Os livros da Sagrada Escritura ensinam com certeza, fielmente e sem erro, a verdade que Deus quis que ficasse consignada para a nossa salvação. Falam, pois, de factos reais.
Mas os factos podem ser expressos com verdade recorrendo a diferentes géneros literários, e cada género tem o seu estilo próprio de contar as coisas. Por exemplo, quando nos Salmos se diz que «os céus apregoam a glória de Deus e o firmamento anuncia a obra das suas mãos» (Sl 19, 2) não se pretende afirmar que os céus pronunciam palavras, nem que Deus tenha mãos, mas antes expressar o facto real de que a natureza dá testemunho de Deus, que é o seu criador.
A história é um género literário que na actualidade tem características peculiares, que são diferentes das que nas literaturas do antigo Próximo Oriente, e inclusivamente na antiguidade greco-latina, se empregavam para narrar os acontecimentos. Todos os livros da Bíblia, tanto os do Antigo como os do Novo Testamento, foram escritos num período que se situa entre dois e três mil anos atrás da época presente, pelo que classificá-los como «históricos» no sentido que actualmente damos a essa palavra seria um anacronismo, já que não foram pensados nem escritos segundo os esquemas conceptuais actualmente em uso.
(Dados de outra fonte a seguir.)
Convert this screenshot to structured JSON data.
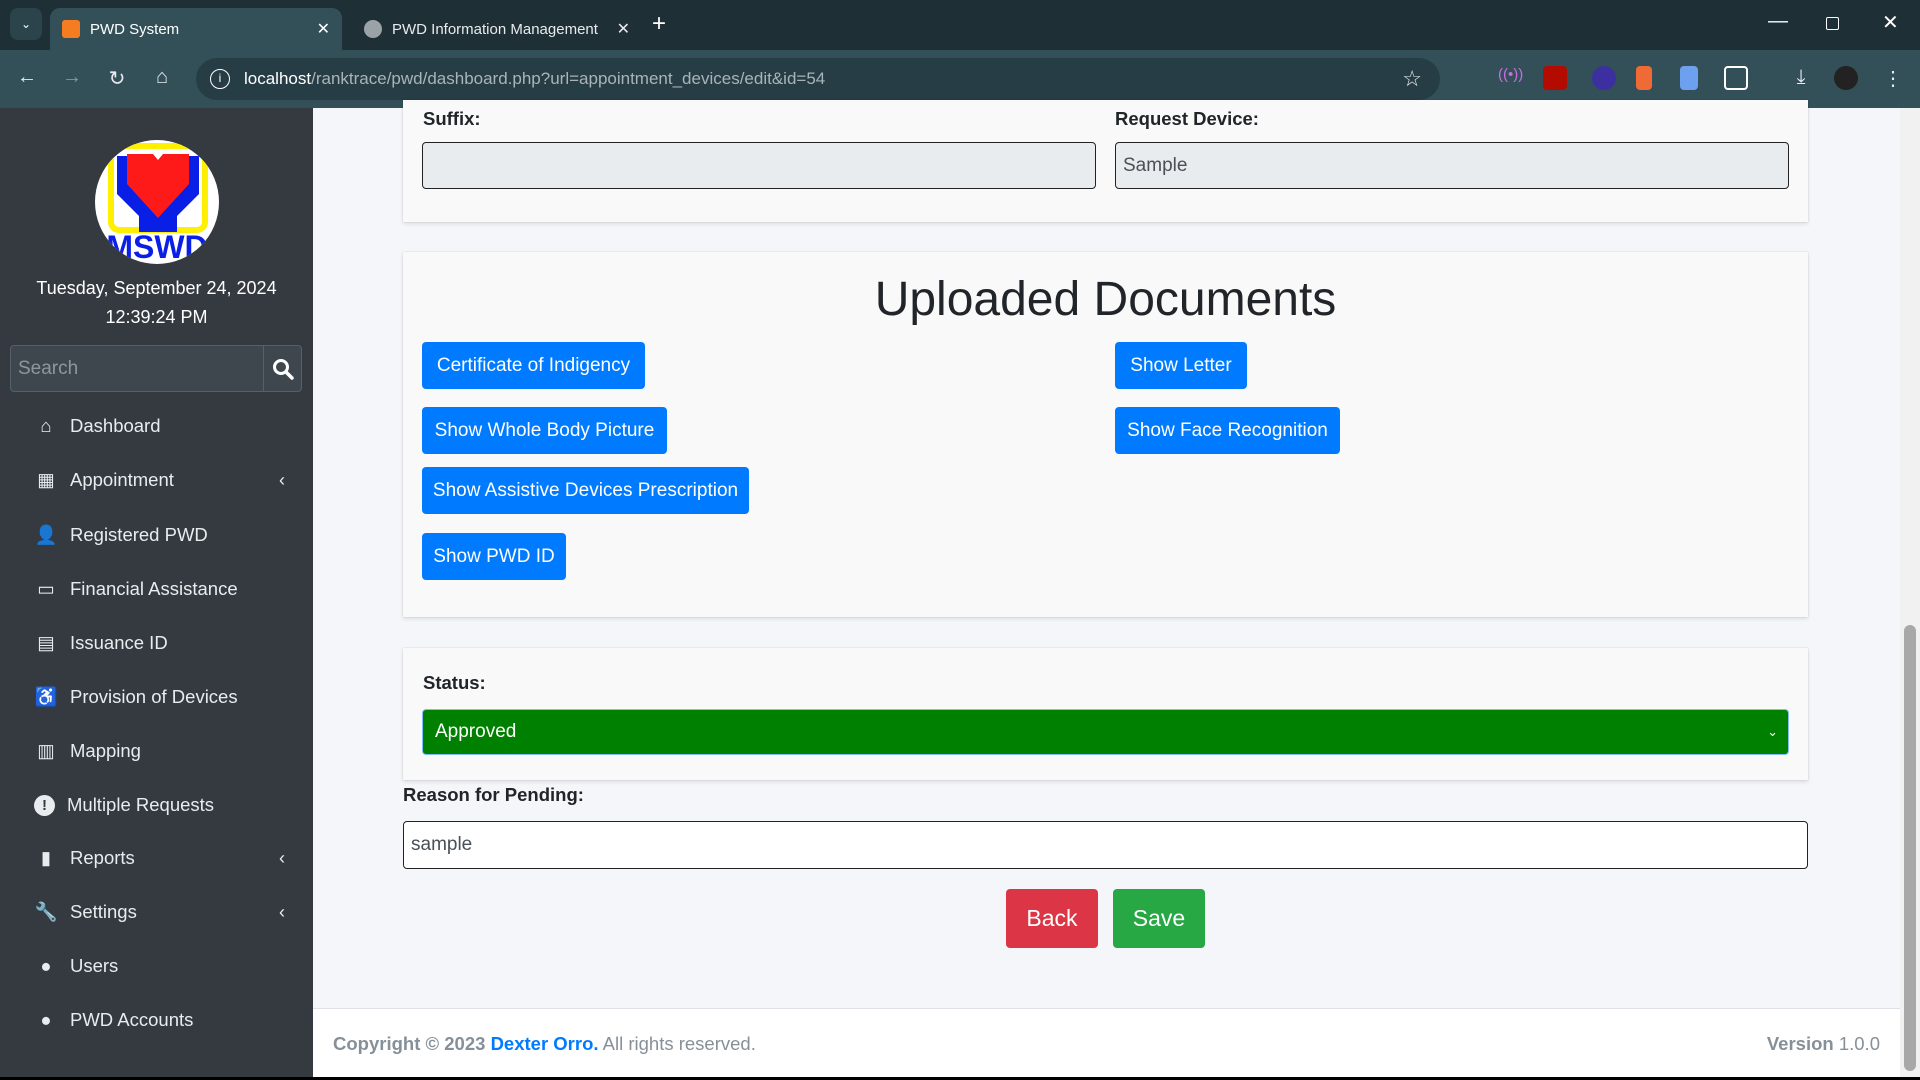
{
  "browser": {
    "tabs": [
      {
        "title": "PWD System",
        "active": true
      },
      {
        "title": "PWD Information Management",
        "active": false
      }
    ],
    "url_host": "localhost",
    "url_path": "/ranktrace/pwd/dashboard.php?url=appointment_devices/edit&id=54"
  },
  "sidebar": {
    "logo_text": "MSWD",
    "date": "Tuesday, September 24, 2024",
    "time": "12:39:24 PM",
    "search_placeholder": "Search",
    "items": [
      {
        "label": "Dashboard",
        "icon": "home-icon"
      },
      {
        "label": "Appointment",
        "icon": "calendar-icon",
        "chevron": true
      },
      {
        "label": "Registered PWD",
        "icon": "user-plus-icon"
      },
      {
        "label": "Financial Assistance",
        "icon": "money-icon"
      },
      {
        "label": "Issuance ID",
        "icon": "id-card-icon"
      },
      {
        "label": "Provision of Devices",
        "icon": "wheelchair-icon"
      },
      {
        "label": "Mapping",
        "icon": "map-icon"
      },
      {
        "label": "Multiple Requests",
        "icon": "exclamation-icon"
      },
      {
        "label": "Reports",
        "icon": "book-icon",
        "chevron": true
      },
      {
        "label": "Settings",
        "icon": "wrench-icon",
        "chevron": true
      },
      {
        "label": "Users",
        "icon": "user-icon"
      },
      {
        "label": "PWD Accounts",
        "icon": "user-icon"
      }
    ]
  },
  "form": {
    "suffix_label": "Suffix:",
    "suffix_value": "",
    "request_device_label": "Request Device:",
    "request_device_value": "Sample",
    "documents_title": "Uploaded Documents",
    "documents": {
      "certificate": "Certificate of Indigency",
      "letter": "Show Letter",
      "whole_body": "Show Whole Body Picture",
      "face": "Show Face Recognition",
      "prescription": "Show Assistive Devices Prescription",
      "pwd_id": "Show PWD ID"
    },
    "status_label": "Status:",
    "status_value": "Approved",
    "status_color": "#008000",
    "reason_label": "Reason for Pending:",
    "reason_value": "sample",
    "back_label": "Back",
    "save_label": "Save"
  },
  "footer": {
    "copyright": "Copyright © 2023",
    "author": "Dexter Orro.",
    "rights": "All rights reserved.",
    "version_label": "Version",
    "version": "1.0.0"
  },
  "colors": {
    "primary": "#007bff",
    "danger": "#dc3545",
    "success": "#28a745",
    "sidebar": "#343a40"
  }
}
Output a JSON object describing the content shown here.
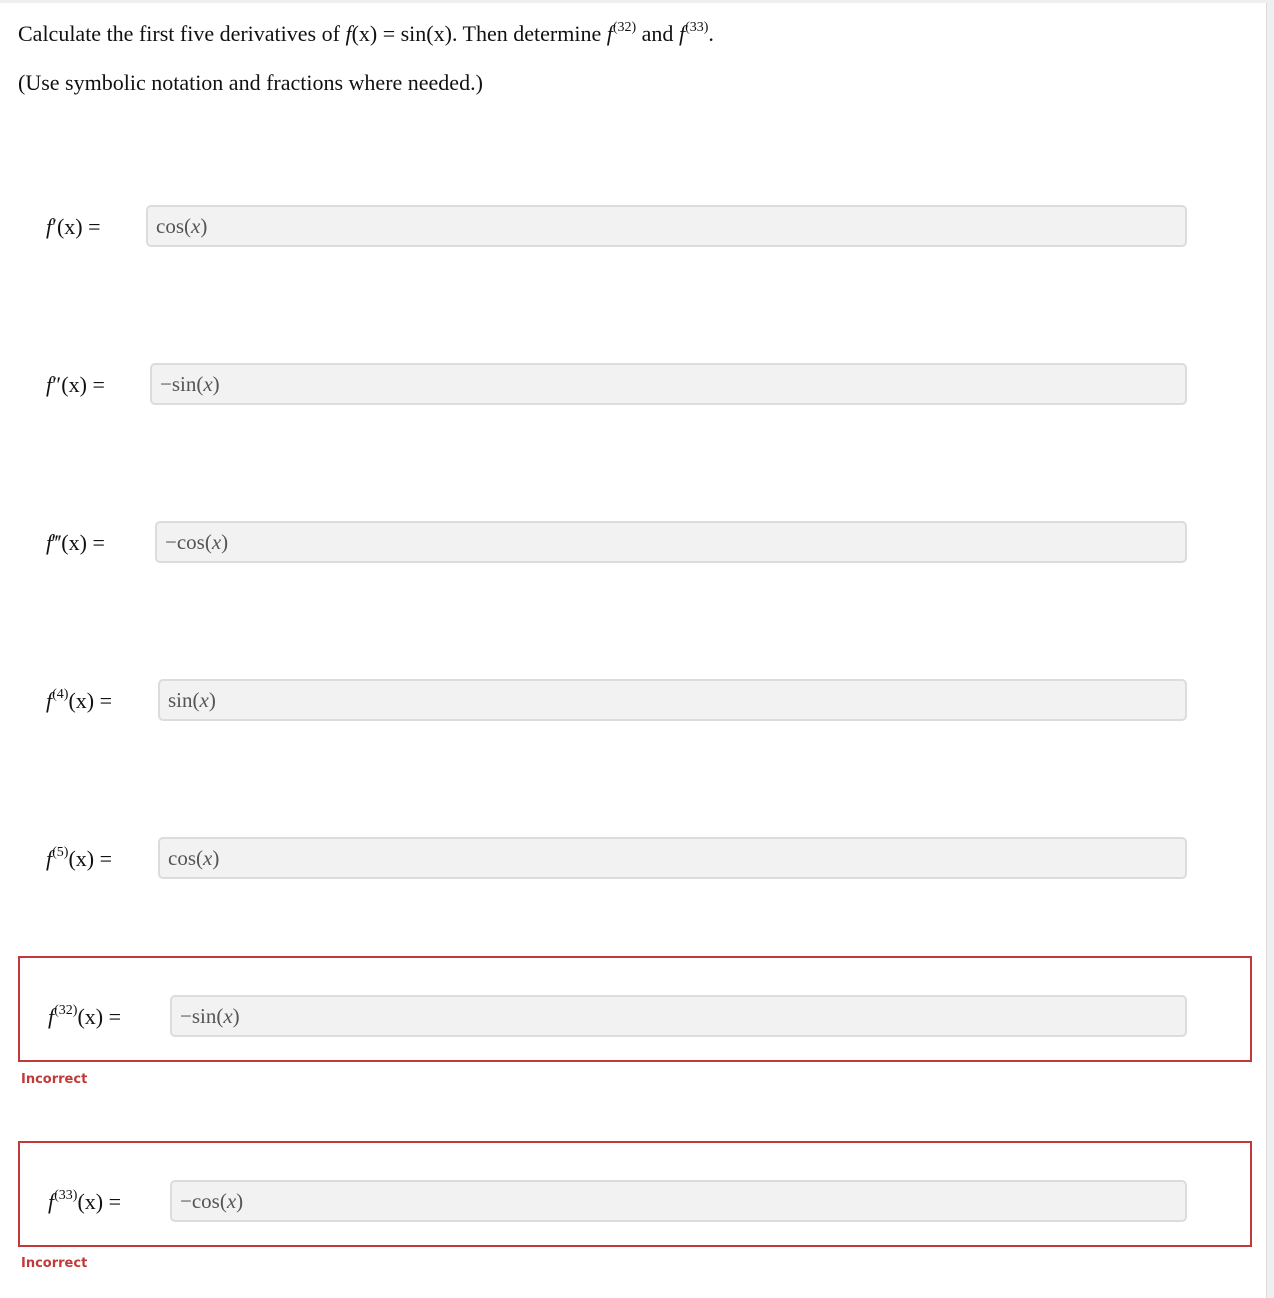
{
  "question": {
    "text_pre": "Calculate the first five derivatives of ",
    "func": "f",
    "func_arg": "(x) = sin(x). Then determine ",
    "order_a": "(32)",
    "conj": " and ",
    "order_b": "(33)",
    "text_end": ".",
    "note": "(Use symbolic notation and fractions where needed.)"
  },
  "answers": [
    {
      "label_fn": "f",
      "label_mark": "′",
      "label_rest": "(x) =",
      "value": "cos(x)",
      "status": "none"
    },
    {
      "label_fn": "f",
      "label_mark": "″",
      "label_rest": "(x) =",
      "value": "−sin(x)",
      "status": "none"
    },
    {
      "label_fn": "f",
      "label_mark": "‴",
      "label_rest": "(x) =",
      "value": "−cos(x)",
      "status": "none"
    },
    {
      "label_fn": "f",
      "label_mark": "(4)",
      "label_rest": "(x) =",
      "value": "sin(x)",
      "status": "none"
    },
    {
      "label_fn": "f",
      "label_mark": "(5)",
      "label_rest": "(x) =",
      "value": "cos(x)",
      "status": "none"
    },
    {
      "label_fn": "f",
      "label_mark": "(32)",
      "label_rest": "(x) =",
      "value": "−sin(x)",
      "status": "Incorrect"
    },
    {
      "label_fn": "f",
      "label_mark": "(33)",
      "label_rest": "(x) =",
      "value": "−cos(x)",
      "status": "Incorrect"
    }
  ],
  "colors": {
    "incorrect": "#c13a3a",
    "field_bg": "#f2f2f2"
  }
}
No entanto, o facto de não poderem ser qualificados como «históricos» no sentido actual dessa palavra, não quer dizer que transmitam informações ou noções falsas ou equívocas, e que portanto não mereçam credibilidade. Transmitem verdades, e fazem referência a factos realmente acontecidos no tempo e no mundo em que vivemos, contados com uns modos de falar e de se expressar diferentes, mas igualmente válidos.
Tais livros não foram escritos para satisfazer a nossa curiosidade acerca de pormenores que são irrelevantes para a mensagem que transmitem, como podiam ser aquilo que comiam, o modo como vestiam ou as ocupações que tinham os personagens que são referidos. O que sobretudo proporcionam é uma avaliação dos factos do ponto de vista da fé de Israel e da fé cristã.
Os textos bíblicos permitem-nos conhecer o sucedido inclusivamente melhor do que o perceberam as testemunhas directas dos acontecimentos, já eles podiam não ter todos os dados necessários para avaliar, no seu justo alcance, aquilo que estavam a presenciar. Por exemplo, uma pessoa que passasse junto do Gólgota no dia em que crucificaram Jesus dava-se conta de que ali se estava levar a cabo a execução de um condenado à morte pelos romanos, mas o leitor dos evangelhos, além dessa realidade, sabe que esse crucificado é o Messias, e que nesse preciso momento está a chegar ao seu ponto mais alto a redenção de todo o género humano.
Bibliografia: F. Varo, ¿Sabes leer la Biblia?, Planeta, Barcelona 2006.